What we can expect from tribalism, when it’s unleashed into the cultural mainstream, encouraged, and normalized, is savagery. Take a look at societies where tribalism is deeply enmeshed in the culture. Look at the unending tribal conflicts of the Balkans; the hundreds of thousands of corpses that piled up during the eruption of tribal conflict between Hutus and Tutsis in Rwanda; the sectarian wars that pervade the Middle East. Our tribal future promises to be dark, brutal, violent.

How can we counteract the trend of intensifying tribalism? We need first to understand its nature and source. Sullivan, Chua, and Haidt — among today’s most clear-eyed critics of current tribal loyalties — have described some important features of our present predicament.

But they leave us with a muddled conception of tribalism. An unintended result is to normalize tribalism, pushing it further into the cultural mainstream. We need an analysis that pinpoints its essential nature. To that end, I will show that we have much to gain from Ayn Rand’s philosophic analysis of tribalism. Rand not only penetrates deeply into the phenomenon of tribalism, she lays out clearly a positive alternative, the ideal of individualism, which is the antidote to tribalism.
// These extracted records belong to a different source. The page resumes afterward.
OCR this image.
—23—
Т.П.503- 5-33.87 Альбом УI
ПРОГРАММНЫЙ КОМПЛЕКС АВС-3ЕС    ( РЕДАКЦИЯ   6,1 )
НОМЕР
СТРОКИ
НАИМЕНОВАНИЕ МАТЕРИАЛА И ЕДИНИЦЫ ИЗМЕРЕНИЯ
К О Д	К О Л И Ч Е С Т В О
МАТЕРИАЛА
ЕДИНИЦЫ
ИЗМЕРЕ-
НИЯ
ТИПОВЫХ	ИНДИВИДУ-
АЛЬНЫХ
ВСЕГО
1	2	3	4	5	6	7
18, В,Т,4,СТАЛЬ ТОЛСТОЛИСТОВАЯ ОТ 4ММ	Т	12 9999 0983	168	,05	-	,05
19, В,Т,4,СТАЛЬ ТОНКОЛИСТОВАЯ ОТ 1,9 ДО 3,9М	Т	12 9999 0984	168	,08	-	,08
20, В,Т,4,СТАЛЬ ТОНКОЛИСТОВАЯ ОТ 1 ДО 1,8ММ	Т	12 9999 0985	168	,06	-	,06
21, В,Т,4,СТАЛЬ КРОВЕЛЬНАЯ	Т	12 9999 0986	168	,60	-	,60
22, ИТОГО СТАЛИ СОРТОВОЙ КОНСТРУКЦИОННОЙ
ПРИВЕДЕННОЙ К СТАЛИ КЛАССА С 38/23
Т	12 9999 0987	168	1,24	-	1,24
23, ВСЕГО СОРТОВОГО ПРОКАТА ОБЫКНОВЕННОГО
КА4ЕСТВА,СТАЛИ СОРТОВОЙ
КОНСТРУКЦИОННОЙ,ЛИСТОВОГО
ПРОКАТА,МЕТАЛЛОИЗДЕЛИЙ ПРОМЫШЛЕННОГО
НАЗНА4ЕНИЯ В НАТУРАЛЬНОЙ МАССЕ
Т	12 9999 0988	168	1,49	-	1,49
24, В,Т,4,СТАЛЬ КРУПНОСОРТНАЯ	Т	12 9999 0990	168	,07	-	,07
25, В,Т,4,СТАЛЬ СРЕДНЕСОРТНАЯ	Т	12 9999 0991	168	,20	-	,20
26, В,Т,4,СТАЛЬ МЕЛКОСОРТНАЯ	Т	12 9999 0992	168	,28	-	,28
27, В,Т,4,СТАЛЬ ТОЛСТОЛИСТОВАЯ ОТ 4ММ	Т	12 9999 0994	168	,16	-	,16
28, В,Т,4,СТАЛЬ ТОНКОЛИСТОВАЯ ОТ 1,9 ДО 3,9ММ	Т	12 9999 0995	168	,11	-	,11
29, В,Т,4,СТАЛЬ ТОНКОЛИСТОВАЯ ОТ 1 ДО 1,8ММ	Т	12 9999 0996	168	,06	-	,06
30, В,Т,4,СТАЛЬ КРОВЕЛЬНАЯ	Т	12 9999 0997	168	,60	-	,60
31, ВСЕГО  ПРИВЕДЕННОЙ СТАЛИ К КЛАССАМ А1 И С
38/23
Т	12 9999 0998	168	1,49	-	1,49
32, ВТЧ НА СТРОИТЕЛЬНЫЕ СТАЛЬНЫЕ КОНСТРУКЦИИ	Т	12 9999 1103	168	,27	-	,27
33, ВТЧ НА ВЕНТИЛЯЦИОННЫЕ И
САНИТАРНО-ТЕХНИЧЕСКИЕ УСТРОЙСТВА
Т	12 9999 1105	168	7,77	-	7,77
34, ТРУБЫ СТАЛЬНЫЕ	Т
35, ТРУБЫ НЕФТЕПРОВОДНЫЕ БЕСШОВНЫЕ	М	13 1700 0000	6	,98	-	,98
Today’s political-cultural landscape

Sullivan, Chua and Haidt point us toward some telling features of today’s political-cultural landscape. Each notes that tribalism means seeing oneself as a member of some group, and viewing your life, other people, the world from a group-first perspective. Chua argues compellingly that race is a salient, if not the major, form of “political tribalism” in America today.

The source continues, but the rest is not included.